La mère de Ruma, Rokheya Banu, a déclaré qu'elle avait donné son consentement au mariage de sa fille car il devenait difficile de supporter ses dépenses. «Je craignais de devoir payer une énorme dot si elle était mariée plus tard», dit-elle. Rokeya, veuve, a également été mariée à l'âge de 14 ans. Elle a maintenant 35 ans.

Comme nous le voyons dans l'histoire de Ruma, les parents qui vivent dans la pauvreté sont attirés par la perspective d'une dotation moins élevée s'ils épousent leurs filles à un âge précoce. La demande de dot augmente parallèlement à l'âge, de sorte que les familles marient les jeunes filles le plus tôt possible pour échapper à ce fardeau. En raison de la pression de la dot, les familles pauvres pensent que la naissance d'un enfant de sexe masculin est un cadeau céleste, tandis que la naissance d'une petite fille est toujours traitée comme une malédiction.

Pressions sociales et coutumes traditionnelles

Outre la pauvreté et la culture de la dot, les militants estiment que les coutumes traditionnelles, les structures familiales patriarcales, la mentalité des gens envers les filles, l'analphabétisme et les problèmes de sécurité sont les causes profondes du mariage des enfants au Bangladesh.

Stigmatisation sociale

Dans une société dominée par les hommes comme le Bangladesh, une fille doit toujours rester vigilante contre la stigmatisation sociale.
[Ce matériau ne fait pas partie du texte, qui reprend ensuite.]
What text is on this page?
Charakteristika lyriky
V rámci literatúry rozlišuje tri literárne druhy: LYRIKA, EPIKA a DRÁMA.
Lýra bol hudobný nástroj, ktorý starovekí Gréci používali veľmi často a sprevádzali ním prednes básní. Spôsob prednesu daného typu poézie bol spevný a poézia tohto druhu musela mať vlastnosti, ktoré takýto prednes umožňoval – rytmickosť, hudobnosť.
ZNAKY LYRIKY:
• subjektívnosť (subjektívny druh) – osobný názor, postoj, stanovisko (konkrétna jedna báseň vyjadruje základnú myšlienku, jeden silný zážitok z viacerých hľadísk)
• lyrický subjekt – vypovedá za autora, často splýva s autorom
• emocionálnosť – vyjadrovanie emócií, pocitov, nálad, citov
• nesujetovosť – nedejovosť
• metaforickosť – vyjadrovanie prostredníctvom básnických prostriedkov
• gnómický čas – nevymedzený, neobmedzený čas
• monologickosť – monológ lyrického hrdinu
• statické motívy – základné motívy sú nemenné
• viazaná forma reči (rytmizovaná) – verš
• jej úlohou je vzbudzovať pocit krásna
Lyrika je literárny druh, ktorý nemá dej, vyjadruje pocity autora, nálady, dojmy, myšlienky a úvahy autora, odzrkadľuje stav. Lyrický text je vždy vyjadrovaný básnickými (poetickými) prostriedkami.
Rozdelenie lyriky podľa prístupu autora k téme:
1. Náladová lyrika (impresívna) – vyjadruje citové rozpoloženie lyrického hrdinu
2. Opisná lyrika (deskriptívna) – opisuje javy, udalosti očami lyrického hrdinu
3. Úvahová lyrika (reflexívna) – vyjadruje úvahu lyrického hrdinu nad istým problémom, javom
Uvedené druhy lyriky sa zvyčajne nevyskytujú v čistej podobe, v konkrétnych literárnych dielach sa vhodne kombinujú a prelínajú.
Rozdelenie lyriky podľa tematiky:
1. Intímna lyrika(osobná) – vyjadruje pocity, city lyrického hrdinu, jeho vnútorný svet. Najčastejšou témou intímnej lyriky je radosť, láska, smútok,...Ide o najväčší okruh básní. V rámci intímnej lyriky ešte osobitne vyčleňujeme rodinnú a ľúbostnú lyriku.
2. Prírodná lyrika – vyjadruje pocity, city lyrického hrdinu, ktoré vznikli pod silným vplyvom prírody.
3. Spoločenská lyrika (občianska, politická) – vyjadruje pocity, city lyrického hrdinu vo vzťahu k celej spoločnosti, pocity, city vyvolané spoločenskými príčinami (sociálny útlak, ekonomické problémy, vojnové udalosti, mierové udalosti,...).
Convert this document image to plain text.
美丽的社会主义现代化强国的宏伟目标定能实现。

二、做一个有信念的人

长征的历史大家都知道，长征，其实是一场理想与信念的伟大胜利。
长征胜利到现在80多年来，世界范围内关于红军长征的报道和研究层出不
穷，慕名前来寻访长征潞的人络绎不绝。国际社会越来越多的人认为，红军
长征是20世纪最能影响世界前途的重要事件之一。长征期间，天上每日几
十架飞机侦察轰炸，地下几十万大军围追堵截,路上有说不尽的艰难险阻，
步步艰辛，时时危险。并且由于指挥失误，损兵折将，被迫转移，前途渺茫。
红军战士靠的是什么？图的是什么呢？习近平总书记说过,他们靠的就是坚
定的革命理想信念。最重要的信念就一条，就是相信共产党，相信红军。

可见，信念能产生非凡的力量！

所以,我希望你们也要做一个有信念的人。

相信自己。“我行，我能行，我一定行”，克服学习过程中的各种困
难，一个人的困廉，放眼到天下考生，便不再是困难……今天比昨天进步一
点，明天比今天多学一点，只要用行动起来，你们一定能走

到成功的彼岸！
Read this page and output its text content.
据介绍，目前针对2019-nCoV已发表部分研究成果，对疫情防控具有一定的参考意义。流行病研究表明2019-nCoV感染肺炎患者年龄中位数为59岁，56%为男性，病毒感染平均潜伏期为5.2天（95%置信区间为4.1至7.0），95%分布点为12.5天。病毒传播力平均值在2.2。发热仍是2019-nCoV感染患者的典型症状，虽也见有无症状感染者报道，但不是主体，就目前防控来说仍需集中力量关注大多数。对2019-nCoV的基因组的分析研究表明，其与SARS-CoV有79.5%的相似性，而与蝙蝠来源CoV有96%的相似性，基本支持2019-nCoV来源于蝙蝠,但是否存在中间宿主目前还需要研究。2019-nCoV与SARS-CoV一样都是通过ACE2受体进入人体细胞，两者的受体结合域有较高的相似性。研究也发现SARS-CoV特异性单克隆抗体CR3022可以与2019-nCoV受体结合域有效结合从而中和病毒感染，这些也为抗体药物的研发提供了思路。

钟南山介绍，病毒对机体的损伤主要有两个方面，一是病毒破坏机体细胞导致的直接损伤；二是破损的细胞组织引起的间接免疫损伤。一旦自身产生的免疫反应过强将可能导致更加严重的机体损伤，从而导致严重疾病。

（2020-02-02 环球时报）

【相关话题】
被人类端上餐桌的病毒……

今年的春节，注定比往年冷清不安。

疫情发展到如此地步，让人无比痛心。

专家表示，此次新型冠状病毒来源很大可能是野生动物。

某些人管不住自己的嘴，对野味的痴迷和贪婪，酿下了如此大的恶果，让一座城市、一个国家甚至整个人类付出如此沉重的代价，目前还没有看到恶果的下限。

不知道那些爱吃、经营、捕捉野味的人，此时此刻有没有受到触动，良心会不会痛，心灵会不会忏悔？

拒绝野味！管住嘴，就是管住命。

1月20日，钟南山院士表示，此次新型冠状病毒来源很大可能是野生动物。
Une fille doit supporter la stigmatisation, même si des mécréants la harcèlent. Pour échapper à de tels problèmes, les parents ont hâte de marier leurs filles dès leur adolescence.

Vieux à 20 ans

Khuritay Buri est un proverbe bangladais qui signifie «les filles bengali vieillissent à l'âge de 20 ans». Le proverbe reflète clairement la compulsion sociale et l'état d'esprit des personnes désireuses de marier des filles à un âge précoce.

Le «devoir ultime» d'un père

Les gens pensent que les filles devraient être mariées à un âge précoce pour leur bonheur familial et pour leur permettre d'apprendre les tâches ménagères et les responsabilités. Un père pense que c'est le devoir ultime de sa vie de marier sa fille. C'est pourquoi il veut s'acquitter de son devoir dans les plus brefs délais. Un père, qui est la plupart du temps le seul décideur dans une famille, organise souvent le mariage de l'adolescente sans consulter sa fille, ni même sa femme. Le chef de famille pense qu'il fait toujours ce qu'il faut et a l'intention de diriger la famille de manière autocratique. M. Amjad Hussain, père de quatre filles et tireur de pousse-pousse dans la ville de Dhaka, a déclaré: «En tant qu'homme pauvre, je suis incapable de continuer à organiser l'éducation primaire de base de mes filles; pour cela, j'avais besoin d'épouser mes filles. Trois de ses filles se sont déjà mariées avant l'âge de 15 ans.

Sans voix

En raison de la culture familiale patriarcale, une adolescente n'a guère la possibilité de faire entendre sa voix contre les décisions prises par ses tuteurs.

Le mariage précoce n'est pas exclusif aux pauvres

La pratique du mariage des enfants ne se limite pas aux pauvres - les mariages d'enfants prévalent également dans les familles riches. Dans de nombreux cas, les parents plus riches marient leurs jeunes filles avec des magnats des affaires plus âgés pour développer leur entreprise.

Privées d'éducation, les filles deviennent des poupées sans vie

Privées de la lumière fournie par l'éducation, les jeunes mariées sont pour la plupart confinées dans les quatre murs de la maison et grandissent comme des poupées sans vie - au lieu d'êtres humains autonomes. Ils n'ont ni le courage ni la capacité de protester contre toute décision qui leur est imposée «irrationnellement» par la famille.